Menu Close

Chapter 3. Configuring Database Failover

The failover monitor daemon must run on all of the non-database CloudForms appliances to check for failures. In case of a database failure, it modifies the database configuration accordingly.


This configuration is crucial for high availability to work in your environment. If the database failover monitor is not configured, non-database CloudForms appliances will not react to the failover event and will not be reconfigured against the new primary database host.

3.1. Configuring the Failover Monitor

Configure the failover monitor only on the non-database CloudForms appliances with the following steps:

  1. In the appliance console menu, select Configure Application Database Failover Monitor.
  2. Select Start Database Failover Monitor.

3.2. Testing Database Failover

Test that failover is working correctly between your databases with the following steps:

  1. Simulate a failure by stopping the database on the primary server:

    # systemctl stop postgresql.service
  2. To check the status of the database, run:

    # systemctl status postgresql.service

    You can check the status of the simulated failure by viewing the most recent evm.log log on the engine appliances.

  3. Check the appliance console summary screen for the primary database.
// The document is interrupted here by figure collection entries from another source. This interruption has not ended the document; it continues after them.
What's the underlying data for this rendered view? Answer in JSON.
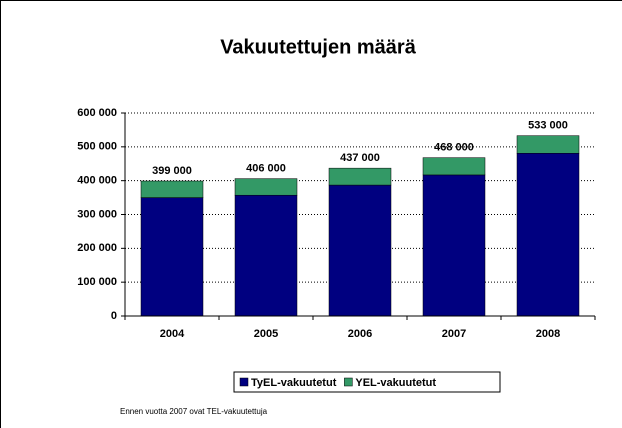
{
  "chart_data": {
    "type": "stacked_bar",
    "title": "Vakuutettujen määrä",
    "categories": [
      "2004",
      "2005",
      "2006",
      "2007",
      "2008"
    ],
    "series": [
      {
        "name": "TyEL-vakuutetut",
        "color": "#000080",
        "values": [
          350000,
          357000,
          387000,
          417000,
          481000
        ]
      },
      {
        "name": "YEL-vakuutetut",
        "color": "#339966",
        "values": [
          49000,
          49000,
          50000,
          51000,
          52000
        ]
      }
    ],
    "total_labels": [
      "399 000",
      "406 000",
      "437 000",
      "468 000",
      "533 000"
    ],
    "ylim": [
      0,
      600000
    ],
    "yticks": [
      0,
      {
        "value": 100000,
        "label": "100 000"
      },
      {
        "value": 200000,
        "label": "200 000"
      },
      {
        "value": 300000,
        "label": "300 000"
      },
      {
        "value": 400000,
        "label": "400 000"
      },
      {
        "value": 500000,
        "label": "500 000"
      },
      {
        "value": 600000,
        "label": "600 000"
      }
    ],
    "grid": true,
    "legend": "bottom",
    "footnote": "Ennen vuotta 2007 ovat TEL-vakuutettuja"
  }
}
If configured correctly, the CFME Database value in the appliance console summary should have switched from the hostname of the old primary database to the hostname of the new primary on all CloudForms appliances.

Upon database server failover, the standby server becomes the primary. However, the failed node cannot switch to standby automatically and must be manually configured. Data replication from the new primary to the failed and recovered node does not happen by default, so the failed node must be reintroduced into the configuration.

3.3. Reintroducing the Failed Node

Manual steps are required to reintroduce the failed primary database node back into the cluster as a standby. This allows for greater control over the configuration, and to diagnose the failure.

To reintroduce the failed node, reinitialize the standby database. On the standby database-only appliance, configure the following:

  1. In the appliance console menu, select Configure Database Replication.
  2. Select Configure Server as Standby.
  3. Select y to remove all previous data from the server and configure it as a new standby database.
  4. Set a unique identifier number for the standby server and enter the database name and credentials:

    1. Select a number to uniquely identify the node in the replication cluster. This number can be the same as the node’s original identification number.
    2. Enter the cluster database name.
    3. Enter the cluster database username.
    4. Enter the cluster database password.
    5. Enter the new primary database-only appliance hostname or IP address.
    6. Enter the new standby database-only appliance hostname or IP address.


      The hostname must be visible to all appliances that communicate with this database, including the engine appliances and any global region databases.

    7. Select y to configure the replication manager for automatic failover.


      If re-using the node’s identification number, select y to overwrite the existing node ID (this cannot be undone). Additionally, select y to overwrite and reconfigure the replication settings in /etc/repmgr.conf when prompted.

    8. Confirm that the replication standby server configuration details are correct, and select y to apply the configuration.

The standby server will then run an initial synchronization with the primary database, and start locally in standby mode.

Verify the configuration on the appliance console details screen for the standby server. When configured successfully, Local Database Server shows as running (standby).

Your CloudForms environment is now re-configured for high availability.